Alessandro Tich
bassanonet.it
Pubblicato il 14-08-2012 19:57
in Attualità | Visto 2.116 volte
 

Tutte le firme portano a Roma

Il Comitato pro-Tribunale farà pervenire le oltre 18mila firme raccolte in città al premier Monti, al ministro Severino e ai presidenti delle Commissioni Giustizia di Camera e Senato “con richiesta di immediata revisione del decreto legislativo"

Tutte le firme portano a Roma

Le firme raccolte a Bassano a difesa del Tribunale

E' un Ferragosto di fuoco per il Comitato sorto a Bassano del Grappa a difesa del mantenimento di Tribunale e Procura, tagliati - come noto - dal Decreto legislativo sulla revisione della geografia giudiziaria approvato dal Consiglio dei Ministri.
Le oltre 18mila firme raccolte a sostegno delle sedi giudiziarie cittadine saranno fatte recapitare al premier Monti, al ministro Severino e ai presidenti delle Commissioni Giustizia di Camera e Senato, con richiesta di immediata revisione del Decreto.
Ne dà notizia un comunicato, trasmesso in redazione dall'avv. Nereo Merlo, che pubblichiamo integralmente di seguito:

COMUNICATO

CONTRO LA SOPPRESSIONE DEL TRIBUNALE
TUTTE LE FIRME PORTANO A ROMA


Le oltre 18.000 firme a favore del mantenimento del Tribunale di Bassano del Grappa e raccolte in piazza in meno di quattro settimane saranno fatte pervenire al Presidente del Consiglio Monti e al Ministro della Giustizia Severino e, per conoscenza, ai Presidenti delle Commissioni Giustizia di Camera e Senato: Bongiorno e Berselli.
Insieme verrà inviata la richiesta di una immediata revisione del decreto legislativo o l'adozione di un nuovo decreto legislativo integrativo per il mantenimento del Tribunale e della Procura della Repubblica di Bassano.

Le ragioni forti che si vogliono ribadire al Ministro sono:

- il rispetto per il Tribunale di Bassano delle indicazioni della legge delega;

- la spesa già effettuata di circa 20 mln di euro da parte dell'erario, che verrebbe in pratica sprecata;

- i pareri conformi delle Commissioni Giustizia del Senato e della Camera:

Parere della Commissione Giustizia del Senato 31 luglio 2012:

“Siano mantenuti, in considerazione della specificità territoriale del bacino di utenza e dell’incidenza eccessiva sui costi dell’amministrazione della giustizia che sarebbero indotti dalla loro soppressione, i seguenti tribunali:
Bassano del Grappa (accorpa la sezione distaccata di Cittadella per una popolazione di 372.224, riducendo nel contempo la popolazione del circondario di Padova che è di oltre 900.000 abitanti.

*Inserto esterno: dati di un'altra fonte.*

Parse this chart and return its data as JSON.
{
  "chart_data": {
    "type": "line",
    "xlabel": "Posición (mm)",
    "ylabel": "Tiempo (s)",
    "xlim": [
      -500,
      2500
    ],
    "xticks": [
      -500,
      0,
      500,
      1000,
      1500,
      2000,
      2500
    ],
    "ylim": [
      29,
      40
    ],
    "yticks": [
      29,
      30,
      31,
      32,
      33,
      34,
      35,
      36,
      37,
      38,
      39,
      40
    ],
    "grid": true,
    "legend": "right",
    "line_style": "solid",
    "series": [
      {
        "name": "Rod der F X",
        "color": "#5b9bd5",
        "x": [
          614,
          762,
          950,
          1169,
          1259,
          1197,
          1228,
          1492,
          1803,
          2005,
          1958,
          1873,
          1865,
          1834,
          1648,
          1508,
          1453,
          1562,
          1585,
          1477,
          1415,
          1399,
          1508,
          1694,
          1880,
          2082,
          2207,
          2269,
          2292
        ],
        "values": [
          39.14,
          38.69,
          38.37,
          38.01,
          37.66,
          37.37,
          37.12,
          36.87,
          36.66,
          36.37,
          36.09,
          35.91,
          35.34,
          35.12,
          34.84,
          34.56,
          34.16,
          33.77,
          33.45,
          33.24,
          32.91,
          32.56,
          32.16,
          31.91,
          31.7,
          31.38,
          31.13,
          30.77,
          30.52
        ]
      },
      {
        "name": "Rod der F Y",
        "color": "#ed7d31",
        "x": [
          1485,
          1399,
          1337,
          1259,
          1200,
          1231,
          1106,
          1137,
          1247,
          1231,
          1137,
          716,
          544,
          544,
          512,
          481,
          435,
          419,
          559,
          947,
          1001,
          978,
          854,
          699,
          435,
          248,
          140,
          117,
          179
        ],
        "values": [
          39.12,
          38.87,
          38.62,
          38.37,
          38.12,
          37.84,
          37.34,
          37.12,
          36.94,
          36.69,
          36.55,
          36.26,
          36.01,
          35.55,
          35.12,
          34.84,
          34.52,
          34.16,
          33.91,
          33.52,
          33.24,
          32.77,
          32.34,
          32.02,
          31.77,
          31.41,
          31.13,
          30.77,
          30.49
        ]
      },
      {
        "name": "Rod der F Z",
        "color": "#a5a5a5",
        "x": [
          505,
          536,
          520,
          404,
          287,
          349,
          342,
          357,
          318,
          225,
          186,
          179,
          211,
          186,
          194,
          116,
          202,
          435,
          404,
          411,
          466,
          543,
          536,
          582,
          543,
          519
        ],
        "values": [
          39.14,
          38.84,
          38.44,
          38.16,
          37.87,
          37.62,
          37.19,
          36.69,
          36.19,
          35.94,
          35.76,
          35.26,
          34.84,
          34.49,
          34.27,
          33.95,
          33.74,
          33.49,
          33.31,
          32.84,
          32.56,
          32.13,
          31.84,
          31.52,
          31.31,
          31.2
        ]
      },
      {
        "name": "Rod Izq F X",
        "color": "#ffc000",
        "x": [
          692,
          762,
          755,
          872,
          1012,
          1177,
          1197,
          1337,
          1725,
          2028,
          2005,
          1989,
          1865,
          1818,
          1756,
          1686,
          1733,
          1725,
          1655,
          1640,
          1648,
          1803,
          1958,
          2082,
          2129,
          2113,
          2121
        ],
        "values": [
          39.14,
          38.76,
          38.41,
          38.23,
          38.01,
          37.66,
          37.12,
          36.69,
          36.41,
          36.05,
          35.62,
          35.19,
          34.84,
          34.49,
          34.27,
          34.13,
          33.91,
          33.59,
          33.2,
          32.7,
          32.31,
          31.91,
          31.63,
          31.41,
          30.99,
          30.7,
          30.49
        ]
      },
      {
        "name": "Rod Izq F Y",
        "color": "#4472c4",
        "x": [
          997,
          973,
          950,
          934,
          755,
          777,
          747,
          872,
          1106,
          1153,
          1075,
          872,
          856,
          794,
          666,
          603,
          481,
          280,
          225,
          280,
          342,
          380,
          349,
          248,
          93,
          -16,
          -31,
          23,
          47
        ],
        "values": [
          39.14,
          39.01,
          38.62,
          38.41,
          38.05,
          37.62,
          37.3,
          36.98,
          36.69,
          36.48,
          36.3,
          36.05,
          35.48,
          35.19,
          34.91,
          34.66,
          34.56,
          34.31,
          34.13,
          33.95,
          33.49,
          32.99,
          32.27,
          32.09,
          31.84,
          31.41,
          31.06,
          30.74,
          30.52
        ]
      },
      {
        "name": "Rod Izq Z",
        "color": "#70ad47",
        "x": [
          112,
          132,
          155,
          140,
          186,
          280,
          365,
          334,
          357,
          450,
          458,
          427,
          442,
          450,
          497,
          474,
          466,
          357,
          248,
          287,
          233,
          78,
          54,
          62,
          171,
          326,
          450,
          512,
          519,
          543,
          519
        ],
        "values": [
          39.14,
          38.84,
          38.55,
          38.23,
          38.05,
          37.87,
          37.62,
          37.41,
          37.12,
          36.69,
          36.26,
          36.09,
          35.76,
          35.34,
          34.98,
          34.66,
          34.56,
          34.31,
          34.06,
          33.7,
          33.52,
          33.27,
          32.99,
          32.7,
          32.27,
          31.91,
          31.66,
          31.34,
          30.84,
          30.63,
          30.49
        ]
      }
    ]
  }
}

Si deve tener conto altresì che Bassano del Grappa è dotato di un nuovo tribunale che è costato oltre 12 milioni di euro). D’altronde il sindaco di Bassano ha confermato al ministro della giustizia l’offerta gratuita di un’area per la costruzione di un nuovo carcere a completamento della cittadella giudiziaria”.

Parere della Commissione Giustizia della Camera 1 agosto 2012:

“Siano mantenute strutture di recente costruzione e realizzazione, specificatamente destinate a ospitare Tribunali sub Provinciali, che hanno comportato notevoli investimenti di risorse pubbliche a carico del Ministero della Giustizia ,e la cui mancata utilizzazione, in caso di soppressione del relativo ufficio Giudiziario, è sicuramente contraria ai principi della delega oltre che ai principi di buona amministrazione
… tribunale di Bassano del Grappa, costituito da una superficie di 3500 mq, per il quale l’erario ha speso 12. milioni di euro destinati al completamento della città della giustizia. In tal caso si potrebbe procedere anche all’accorpamento di territori limitrofi omogenei”.

- la particolare efficienza del locale Tribunale;

- la petizione di oltre 18.000 cittadini che con la loro firma hanno immediatamente denunciato il danno "sociale" che sarebbe su loro ricaduto a seguito dell'eventuale soppressione.